Doctors at the clinic have been forced to group their gastrointestinal patients into two categories: patients for whom chemotherapy would offer a good chance of being cured, and those whose cancer is so advanced that treatment would prolong their life, but not rid them of the disease.
Members of the latter group have been moved down the priority list, which affects about 13 patients.
"It's far, far from an ideal situation and I can only imagine the stress that it causes patients and their family," Venner said.

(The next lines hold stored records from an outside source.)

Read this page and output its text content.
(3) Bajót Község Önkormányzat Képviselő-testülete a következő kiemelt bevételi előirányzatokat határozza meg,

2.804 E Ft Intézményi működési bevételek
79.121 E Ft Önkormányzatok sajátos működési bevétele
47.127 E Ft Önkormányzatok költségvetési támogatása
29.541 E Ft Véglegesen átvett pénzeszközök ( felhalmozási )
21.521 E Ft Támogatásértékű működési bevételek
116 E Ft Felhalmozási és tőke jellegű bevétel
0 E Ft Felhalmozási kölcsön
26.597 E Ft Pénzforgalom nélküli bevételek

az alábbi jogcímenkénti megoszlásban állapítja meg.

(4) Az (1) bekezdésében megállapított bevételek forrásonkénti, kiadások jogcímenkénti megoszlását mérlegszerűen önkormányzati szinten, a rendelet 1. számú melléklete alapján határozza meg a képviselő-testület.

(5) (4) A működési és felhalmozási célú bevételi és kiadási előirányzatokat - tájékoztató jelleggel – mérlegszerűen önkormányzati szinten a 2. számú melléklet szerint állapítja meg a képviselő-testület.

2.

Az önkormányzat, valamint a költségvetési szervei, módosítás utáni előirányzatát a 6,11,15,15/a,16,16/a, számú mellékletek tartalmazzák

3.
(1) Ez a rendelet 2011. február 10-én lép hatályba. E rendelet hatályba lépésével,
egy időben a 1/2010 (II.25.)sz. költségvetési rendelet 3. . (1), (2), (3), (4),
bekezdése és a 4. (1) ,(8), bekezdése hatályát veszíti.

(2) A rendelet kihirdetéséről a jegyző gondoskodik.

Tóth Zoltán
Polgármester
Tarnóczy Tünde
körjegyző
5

The clinic recently lost two oncologists. One left in January and another is on maternity leave until the fall. There was no one available to fill in and a new oncologist won't start working until August.
Cancer patient a 'writeoff,' husband says
The staff shortage limited the treatment options available for Ann Reynar of Leduc, Alta., according to her husband, Wave.
Reynar was diagnosed in early May with inoperable stage 4 colon cancer. After she received the diagnosis, the couple was told to expect a call the next week from someone at the Cross Cancer Institute about an appointment. No one ever called.
"We know now they never intended to contact us," Wave Reynar said. "We were a writeoff."
A palliative care nurse has since been arranged for his wife and her pain is now being managed with medication.
But Wave Reynar said he wishes health officials had been clearer about the situation sooner so they could have sought treatment in other provinces or countries while his wife was still well enough to travel.
"They've taken away all the options from us, of travel to other places, because she is too ill," he said.
Liberal MLA Laurie Blakeman blames the current situation on a hiring freeze the Progressive Conservative government put in place last year.
"The government did a very, very poor job of planning for staffing and this is what happens," she said. "A year ago they said no more hiring, and here we are today with people not being able to get treatment because we don't have the oncologists to offer it."
The province is currently trying to recruit one or two new oncologists, which is challenging, since only 15 specialists graduate each year from Canadian medical schools, Alberta Health Minister Gene Zwozdesky said.
But the province is trying to sweeten the pot to attract candidates.
"Besides opportunities for practice and treatment, we offer first-class research and teaching and training capabilities," he said.